Elections de mi-mandat : vote tendu pour Obama

Barack Obama Barack Obama[AFP / ARCHIVES]

Les "midterms" américaines devraient voir la défaite des démocrates. Un revers qui priverait Obama de majorité et paralyserait le pouvoir.

 

Le 4 novembre 2008, il devenait le premier président américain noir aux Etats-Unis, soutenu par une liesse historique. Six ans plus tard, plus impopulaire que jamais, Barack Obama est en passe de devenir un chef d’Etat isolé et sans réel pouvoir, pour ses deux dernières années à la tête du pays.

Appelés aux urnes dès aujourd’hui pour les élections de mi-mandat, les Américains devraient en effet faire perdre la majorité au camp démocrate au Sénat et, dans le même temps, conforter celle des républicains à la Chambre des représentants, conquise en 2010. Car si ce scrutin est, à quelques exceptions près, traditionnellement perdu par le parti au pouvoir, celui de cette année s’annonce plus que jamais comme un vote-sanction.

 

Une défaite annoncée

La campagne du camp républicain pourrait se résumer en un slogan : "Une voix pour les démocrates est une voix pour Barack Obama." Un argument simple qui fait mouche dans une grande partie du pays. Car avec seuls 41 % d’opinions favorables (baromètre Gallup), le président américain est un véritable épouvantail à électeurs.
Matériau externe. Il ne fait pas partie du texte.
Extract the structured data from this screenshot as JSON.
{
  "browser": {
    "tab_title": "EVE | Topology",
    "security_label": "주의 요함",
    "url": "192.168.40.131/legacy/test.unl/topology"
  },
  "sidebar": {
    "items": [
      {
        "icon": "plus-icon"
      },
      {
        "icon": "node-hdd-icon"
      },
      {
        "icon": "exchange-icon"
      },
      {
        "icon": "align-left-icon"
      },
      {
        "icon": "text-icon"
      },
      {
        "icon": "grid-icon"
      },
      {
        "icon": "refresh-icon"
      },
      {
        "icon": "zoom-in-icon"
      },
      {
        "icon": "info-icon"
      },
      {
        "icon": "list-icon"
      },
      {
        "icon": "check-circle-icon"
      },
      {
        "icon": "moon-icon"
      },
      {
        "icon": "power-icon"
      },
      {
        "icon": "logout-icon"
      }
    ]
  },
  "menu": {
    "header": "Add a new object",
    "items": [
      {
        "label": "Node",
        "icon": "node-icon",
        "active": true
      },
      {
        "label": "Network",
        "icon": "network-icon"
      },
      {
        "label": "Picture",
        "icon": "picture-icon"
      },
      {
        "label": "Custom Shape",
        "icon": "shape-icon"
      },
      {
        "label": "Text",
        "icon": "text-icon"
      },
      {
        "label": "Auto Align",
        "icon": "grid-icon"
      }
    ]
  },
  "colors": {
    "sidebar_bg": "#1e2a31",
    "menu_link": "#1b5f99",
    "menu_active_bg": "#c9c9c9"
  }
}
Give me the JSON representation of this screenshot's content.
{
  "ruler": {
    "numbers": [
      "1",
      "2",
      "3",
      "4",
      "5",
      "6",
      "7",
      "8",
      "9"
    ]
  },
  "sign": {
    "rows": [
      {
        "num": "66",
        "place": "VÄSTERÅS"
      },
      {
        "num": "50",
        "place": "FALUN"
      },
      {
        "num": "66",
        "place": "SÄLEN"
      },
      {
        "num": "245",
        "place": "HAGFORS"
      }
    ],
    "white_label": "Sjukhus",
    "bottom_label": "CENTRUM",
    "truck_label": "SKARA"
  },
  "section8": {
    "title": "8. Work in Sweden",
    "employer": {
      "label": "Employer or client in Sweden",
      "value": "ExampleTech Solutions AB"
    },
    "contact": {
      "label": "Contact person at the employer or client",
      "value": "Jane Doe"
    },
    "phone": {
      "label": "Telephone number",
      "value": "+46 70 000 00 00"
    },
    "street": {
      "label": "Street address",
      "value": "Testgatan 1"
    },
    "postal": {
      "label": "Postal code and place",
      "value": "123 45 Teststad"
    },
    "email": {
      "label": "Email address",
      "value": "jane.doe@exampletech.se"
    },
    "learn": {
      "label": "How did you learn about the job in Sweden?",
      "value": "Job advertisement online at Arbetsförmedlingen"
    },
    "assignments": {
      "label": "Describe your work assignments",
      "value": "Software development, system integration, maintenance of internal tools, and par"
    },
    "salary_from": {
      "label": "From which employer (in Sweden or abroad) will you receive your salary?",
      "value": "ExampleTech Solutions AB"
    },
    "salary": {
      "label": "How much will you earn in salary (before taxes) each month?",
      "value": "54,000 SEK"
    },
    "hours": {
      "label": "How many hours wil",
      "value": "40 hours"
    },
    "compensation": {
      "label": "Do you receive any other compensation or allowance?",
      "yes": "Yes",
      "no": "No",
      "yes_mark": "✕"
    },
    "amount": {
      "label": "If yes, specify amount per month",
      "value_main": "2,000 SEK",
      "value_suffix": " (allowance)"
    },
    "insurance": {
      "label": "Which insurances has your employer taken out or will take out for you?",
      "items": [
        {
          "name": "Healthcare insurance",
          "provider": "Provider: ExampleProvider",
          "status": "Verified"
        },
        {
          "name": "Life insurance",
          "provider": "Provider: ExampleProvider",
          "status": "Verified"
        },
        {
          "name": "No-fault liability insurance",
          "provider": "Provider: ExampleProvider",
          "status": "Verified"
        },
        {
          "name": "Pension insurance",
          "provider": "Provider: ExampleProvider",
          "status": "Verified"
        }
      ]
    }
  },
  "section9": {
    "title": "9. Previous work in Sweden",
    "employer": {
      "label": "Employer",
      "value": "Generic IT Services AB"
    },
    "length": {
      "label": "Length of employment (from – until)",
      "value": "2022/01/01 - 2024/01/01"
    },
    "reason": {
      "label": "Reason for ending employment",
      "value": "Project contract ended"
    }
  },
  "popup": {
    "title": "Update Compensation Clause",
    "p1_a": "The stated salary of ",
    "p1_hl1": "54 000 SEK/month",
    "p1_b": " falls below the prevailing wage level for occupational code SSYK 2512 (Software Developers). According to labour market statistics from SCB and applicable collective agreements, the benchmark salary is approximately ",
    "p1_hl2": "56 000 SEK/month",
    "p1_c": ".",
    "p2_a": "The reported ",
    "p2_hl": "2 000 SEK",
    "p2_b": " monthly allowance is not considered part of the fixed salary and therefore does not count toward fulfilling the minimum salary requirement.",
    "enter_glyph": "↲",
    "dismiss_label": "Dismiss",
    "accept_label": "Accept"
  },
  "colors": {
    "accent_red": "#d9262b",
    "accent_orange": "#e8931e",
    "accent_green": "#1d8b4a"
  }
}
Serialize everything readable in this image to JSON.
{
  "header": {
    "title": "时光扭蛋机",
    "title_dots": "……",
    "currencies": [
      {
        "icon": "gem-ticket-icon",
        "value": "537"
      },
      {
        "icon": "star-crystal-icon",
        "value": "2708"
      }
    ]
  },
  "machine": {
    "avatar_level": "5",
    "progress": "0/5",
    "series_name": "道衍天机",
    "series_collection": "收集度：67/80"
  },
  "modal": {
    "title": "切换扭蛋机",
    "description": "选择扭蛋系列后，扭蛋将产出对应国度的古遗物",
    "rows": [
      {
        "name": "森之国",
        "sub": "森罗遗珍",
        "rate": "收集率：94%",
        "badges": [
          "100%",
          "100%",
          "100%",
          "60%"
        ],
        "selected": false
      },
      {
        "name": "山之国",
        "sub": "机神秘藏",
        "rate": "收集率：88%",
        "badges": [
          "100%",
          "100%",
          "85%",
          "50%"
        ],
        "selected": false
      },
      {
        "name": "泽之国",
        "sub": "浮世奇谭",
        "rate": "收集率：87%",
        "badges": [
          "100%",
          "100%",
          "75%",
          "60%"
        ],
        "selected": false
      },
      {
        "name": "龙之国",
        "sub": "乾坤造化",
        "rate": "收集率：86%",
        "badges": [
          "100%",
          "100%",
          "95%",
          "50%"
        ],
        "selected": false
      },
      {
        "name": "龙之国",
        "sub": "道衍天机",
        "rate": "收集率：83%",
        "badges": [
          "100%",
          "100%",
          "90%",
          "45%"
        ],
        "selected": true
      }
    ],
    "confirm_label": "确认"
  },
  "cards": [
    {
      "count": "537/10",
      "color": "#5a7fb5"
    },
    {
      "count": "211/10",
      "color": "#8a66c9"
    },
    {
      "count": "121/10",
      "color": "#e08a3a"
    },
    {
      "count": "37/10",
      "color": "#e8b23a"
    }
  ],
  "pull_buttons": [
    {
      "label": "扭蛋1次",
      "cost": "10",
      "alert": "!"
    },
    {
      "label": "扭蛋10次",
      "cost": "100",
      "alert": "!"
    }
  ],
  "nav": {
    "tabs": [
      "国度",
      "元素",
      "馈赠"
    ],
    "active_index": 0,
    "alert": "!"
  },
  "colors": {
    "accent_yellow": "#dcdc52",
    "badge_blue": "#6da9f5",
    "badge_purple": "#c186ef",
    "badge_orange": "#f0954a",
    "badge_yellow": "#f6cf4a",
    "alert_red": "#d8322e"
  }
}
Si bien que, même côté démocrates, peu sont les candidats à afficher leur soutien au résident de la Maison Blanche, de peur de faire fuir leurs électeurs.

"L’économie du pays ne va pas bien, ou en tout cas la population n’a pas l’impression que la situation s’arrange", explique Olivier Richomme, maître de conférences à l’université Lumière Lyon-2 et auteur de De la diversité en Amérique (éditions Pups). Obama paie également sa gestion floue des crises au Moyen-Orient, ou l’impopularité de l’«Obamacare», son système d’assurance santé mis en place en 2013.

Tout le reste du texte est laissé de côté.